This morning in 1957, a B-47 departing Homestead AFB (~25 miles south of Miami, FL) on its way to an overseas alert base as part of a large exercise crashed and burned in a field ~3,800 feet from the end of the runway after one of its outrigger tires exploded just after takeoff.
The crash and fire killed the four people aboard the B-47. Inside the bomb bay, in ferry configuration, was either one Mark-15 (3.4 Megatons) or one Mark-39 (3.8 Megatons) thermonuclear bomb. One plutonium capsule in an M-102 “birdcage” was also in the crew compartment.
The “birdcage” was retrieved intact before the wreckage was engulfed in flames, but the bomb was enveloped in flames and burned for about four hours, during which time two low-order high explosive detonations occurred. The intense heat melted the plutonium pit inside the casing.

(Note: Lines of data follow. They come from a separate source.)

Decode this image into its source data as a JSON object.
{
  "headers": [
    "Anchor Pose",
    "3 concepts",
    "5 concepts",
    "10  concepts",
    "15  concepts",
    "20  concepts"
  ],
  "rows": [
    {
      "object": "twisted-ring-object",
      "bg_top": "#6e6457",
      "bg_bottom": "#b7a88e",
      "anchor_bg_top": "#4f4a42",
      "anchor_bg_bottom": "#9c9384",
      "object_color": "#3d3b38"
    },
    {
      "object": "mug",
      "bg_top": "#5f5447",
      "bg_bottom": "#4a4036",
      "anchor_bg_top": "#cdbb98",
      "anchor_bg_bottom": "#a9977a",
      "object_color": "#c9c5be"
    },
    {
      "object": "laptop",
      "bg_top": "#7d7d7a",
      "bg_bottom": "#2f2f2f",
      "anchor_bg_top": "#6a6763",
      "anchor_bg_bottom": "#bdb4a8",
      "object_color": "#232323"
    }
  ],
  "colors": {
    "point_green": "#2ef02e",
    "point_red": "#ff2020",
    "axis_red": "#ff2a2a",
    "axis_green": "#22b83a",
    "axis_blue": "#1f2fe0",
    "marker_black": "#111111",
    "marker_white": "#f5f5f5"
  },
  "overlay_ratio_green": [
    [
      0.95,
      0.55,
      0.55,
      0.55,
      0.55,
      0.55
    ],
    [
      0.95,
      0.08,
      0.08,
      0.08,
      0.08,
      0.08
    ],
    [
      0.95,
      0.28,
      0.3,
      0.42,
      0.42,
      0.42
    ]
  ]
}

Approximately half the bomb burned in the fire. Although severely charred and mangled, all its components were identifiable except for the tail fins. The bomb was subsequently shipped to the AEC’s Iowa Army Ordnance Plant in Burlington, Iowa, for dismantlement and disposal.
The Mark-15, first deployed in 1955, was designed at Los Alamos and was the first “lightweight” US thermonuclear bomb. The Mark-39 was a physically similar but improved version of the Mark-15.
CLARIFICATION: per this account from @CobraBall3, the B-47’s destination that day was an air base in Libya and the right outrigger tire did not explode but was in fact deflated prior to takeoff, “reducing the airplane’s ability to accelerate properly.”